PNE

Comissão aprova texto de Teresa Leitão e Brasil terá novo Plano Nacional de Educação

PNE estrutura todos os níveis de ensino e articula ações da União, estados e municípios. Foco é qualificar professores e melhorar infraestrutura das escolas

Mari Leal

Comissão aprova texto de Teresa Leitão e Brasil terá novo Plano Nacional de Educação

Teresa Leitão e Augusta Brito durante sessão que aprovou PNE

A Comissão de Educação e Cultura (CE) do Senado Federal aprovou nesta quarta (25/03) projeto que estabelece o novo Plano Nacional de Educação (PNE) para os próximos dez anos. O texto da senadora Teresa Leitão (PT-PE) consolida as diretrizes para as políticas educacionais brasileiras, focando em uma visão sistêmica e na erradicação de desigualdades educacionais. O PNE pode ser revisado a cada dois anos, conforme a realidade das redes públicas.

“Este plano tem um diferencial do anterior: o monitoramento bienal e ele diz quem vai monitor, qual vai ser a governança, o controle social que estão previstos para que seja um plano pra valer”, disse a senadora, sugerindo a criação de um grupo de trabalho que considere as sugestões apresentadas pelos senadores e que não puderam ser acolhidas no relatório devido ao prazo curto.

O senador Paulo Paim (PT-RS) elogiou o esforço da relatora pela construção de um texto que, se não é o ideal, se aproxima disso, e poderá elevar a educação brasileira a um novo patamar.

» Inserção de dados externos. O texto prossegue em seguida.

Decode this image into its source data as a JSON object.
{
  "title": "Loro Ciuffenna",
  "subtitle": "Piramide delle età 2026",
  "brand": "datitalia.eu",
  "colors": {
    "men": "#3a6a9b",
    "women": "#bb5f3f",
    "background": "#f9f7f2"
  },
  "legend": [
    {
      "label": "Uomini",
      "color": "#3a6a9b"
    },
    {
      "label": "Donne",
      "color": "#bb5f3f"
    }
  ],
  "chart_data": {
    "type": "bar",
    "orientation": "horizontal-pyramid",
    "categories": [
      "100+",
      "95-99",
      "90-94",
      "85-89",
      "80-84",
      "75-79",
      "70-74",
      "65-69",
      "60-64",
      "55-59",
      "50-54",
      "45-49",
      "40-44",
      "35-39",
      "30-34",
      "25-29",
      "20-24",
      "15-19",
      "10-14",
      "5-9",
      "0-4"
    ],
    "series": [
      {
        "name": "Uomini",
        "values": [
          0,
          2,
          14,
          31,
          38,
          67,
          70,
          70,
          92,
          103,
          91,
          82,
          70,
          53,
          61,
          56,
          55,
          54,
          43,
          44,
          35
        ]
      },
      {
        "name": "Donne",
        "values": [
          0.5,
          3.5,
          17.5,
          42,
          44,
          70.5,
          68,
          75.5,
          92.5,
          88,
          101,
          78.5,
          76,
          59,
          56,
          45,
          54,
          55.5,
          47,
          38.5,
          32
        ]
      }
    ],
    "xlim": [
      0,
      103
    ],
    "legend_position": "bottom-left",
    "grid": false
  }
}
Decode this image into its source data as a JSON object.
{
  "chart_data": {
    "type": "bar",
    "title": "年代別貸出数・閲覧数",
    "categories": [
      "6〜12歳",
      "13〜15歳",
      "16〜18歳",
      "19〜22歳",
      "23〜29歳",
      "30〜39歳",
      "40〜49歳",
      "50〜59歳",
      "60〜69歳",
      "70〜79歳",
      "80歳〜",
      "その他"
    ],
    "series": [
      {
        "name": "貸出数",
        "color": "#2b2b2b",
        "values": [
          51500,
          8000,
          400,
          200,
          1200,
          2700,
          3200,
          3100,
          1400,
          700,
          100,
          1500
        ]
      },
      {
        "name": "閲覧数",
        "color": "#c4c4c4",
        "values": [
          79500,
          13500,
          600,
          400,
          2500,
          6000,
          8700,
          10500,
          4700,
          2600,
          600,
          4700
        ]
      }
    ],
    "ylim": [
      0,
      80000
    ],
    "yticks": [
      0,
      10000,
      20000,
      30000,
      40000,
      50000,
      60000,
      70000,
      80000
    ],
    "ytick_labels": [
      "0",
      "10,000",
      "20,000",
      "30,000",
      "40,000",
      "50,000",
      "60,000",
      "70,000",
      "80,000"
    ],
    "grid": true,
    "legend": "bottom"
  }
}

“Teremos essa possibilidade de revisão de dois em dois anos. A educação liberta e existe a lei dos nossos sonhos, mas isso nem sempre é possível. A lei boa é a aprovada e que passa a ser aplicada e existe um sonho que a gente sonha em conjunto e que um dia será vitorioso”, afirmou o parlamentar gaúcho.

A Comissão também aprovou a urgência para a matéria, que já começa a ser discutida no Plenário já nesta quarta.

A relatora optou por acatar apenas emendas de redação, preservando o mérito do texto vindo da Câmara dos Deputados. A escolha evita que o projeto retorne para uma nova rodada de votação na Câmara, o que poderia inviabilizar sua aprovação ainda este ano.

O relatório de Teresa Leitão destaca que o novo PNE é resultado de ampla discussão na sociedade civil, na Câmara dos Deputados e em audiências públicas realizadas no próprio Senado.

O texto foca em resultados qualitativos e quantitativos que buscam reestruturar o ensino desde a base. Entre os pontos de destaque, o plano prevê a expansão das matrículas em tempo integral na educação básica e a ampliação das vagas em cursos técnicos de nível médio, visando atingir 50% dos estudantes dessa etapa. O texto propõe que, até o quinto ano de vigência, pelo menos metade das escolas públicas atendam, em tempo integral, 35% dos estudantes, chegando a 65% das escolas e 50% dos estudantes ao final do decênio.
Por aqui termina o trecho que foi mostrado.